In the Beavis case, which turned on specific facts relating only to the signs at that site and the unique interests and intentions of the landowners, the signs were unusually clear and not a typical the £85 charge itself was in the largest font size with a contrasting colour background and the terms were legible, fairly concise and unambiguous.

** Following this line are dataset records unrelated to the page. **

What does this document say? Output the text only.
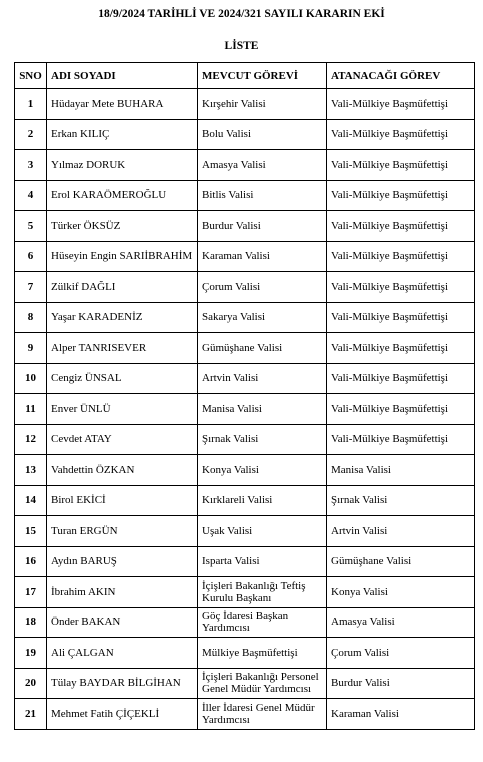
18/9/2024 TARİHLİ VE 2024/321 SAYILI KARARIN EKİ
LİSTE
SNO	ADI SOYADI	MEVCUT GÖREVİ	ATANACAĞI GÖREV
1	Hüdayar Mete BUHARA	Kırşehir Valisi	Vali-Mülkiye Başmüfettişi
2	Erkan KILIÇ	Bolu Valisi	Vali-Mülkiye Başmüfettişi
3	Yılmaz DORUK	Amasya Valisi	Vali-Mülkiye Başmüfettişi
4	Erol KARAÖMEROĞLU	Bitlis Valisi	Vali-Mülkiye Başmüfettişi
5	Türker ÖKSÜZ	Burdur Valisi	Vali-Mülkiye Başmüfettişi
6	Hüseyin Engin SARIİBRAHİM	Karaman Valisi	Vali-Mülkiye Başmüfettişi
7	Zülkif DAĞLI	Çorum Valisi	Vali-Mülkiye Başmüfettişi
8	Yaşar KARADENİZ	Sakarya Valisi	Vali-Mülkiye Başmüfettişi
9	Alper TANRISEVER	Gümüşhane Valisi	Vali-Mülkiye Başmüfettişi
10	Cengiz ÜNSAL	Artvin Valisi	Vali-Mülkiye Başmüfettişi
11	Enver ÜNLÜ	Manisa Valisi	Vali-Mülkiye Başmüfettişi
12	Cevdet ATAY	Şırnak Valisi	Vali-Mülkiye Başmüfettişi
13	Vahdettin ÖZKAN	Konya Valisi	Manisa Valisi
14	Birol EKİCİ	Kırklareli Valisi	Şırnak Valisi
15	Turan ERGÜN	Uşak Valisi	Artvin Valisi
16	Aydın BARUŞ	Isparta Valisi	Gümüşhane Valisi
17	İbrahim AKIN	İçişleri Bakanlığı Teftiş Kurulu Başkanı	Konya Valisi
18	Önder BAKAN	Göç İdaresi Başkan Yardımcısı	Amasya Valisi
19	Ali ÇALGAN	Mülkiye Başmüfettişi	Çorum Valisi
20	Tülay BAYDAR BİLGİHAN	İçişleri Bakanlığı Personel Genel Müdür Yardımcısı	Burdur Valisi
21	Mehmet Fatih ÇİÇEKLİ	İller İdaresi Genel Müdür Yardımcısı	Karaman Valisi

There were 'large lettering' signs at the entrance and all around the car park, according to the Judges.
Here is the 'Beavis case' sign as a comparison to the signs under dispute in this case:
http://2.bp.blogspot.com/-eYdphoIIDgE/VpbCpfSTaiI/AAAAAAAAE10/5uFjL528DgU/s640/Parking%2Bsign_001.jpgThis case, by comparison, does not demonstrate an example of the 'large lettering' and 'prominent signage' that impressed the Supreme Court Judges and swayed them into deciding that in the specific car park in the Beavis case alone, a contract and 'agreement on the charge' existed.
POPLA assessors are respectfully reminded that:
PoFA compliance must be absolute; partial or substantial compliance is insufficient to transfer liability to the Keeper.
This includes strict adherence to all prescribed wording, deadlines, and content requirements under Schedule 4, Paragraph 9.
Should the operator provide a copy of the NtK, the Appellant reserves the right to highlight any deficiencies or non-compliance in their response to the operator’s evidence.
The parking company has not met the keeper liability requirements and therefore keeper liability does not apply. The parking company can therefore only pursue the driver. As the keeper of the vehicle, I decline, as is my right, to provide the name of the driver(s) at the time. As the parking company have neither named the driver(s) nor provided any evidence as to who the driver(s) were I submit I am not liable to any charge.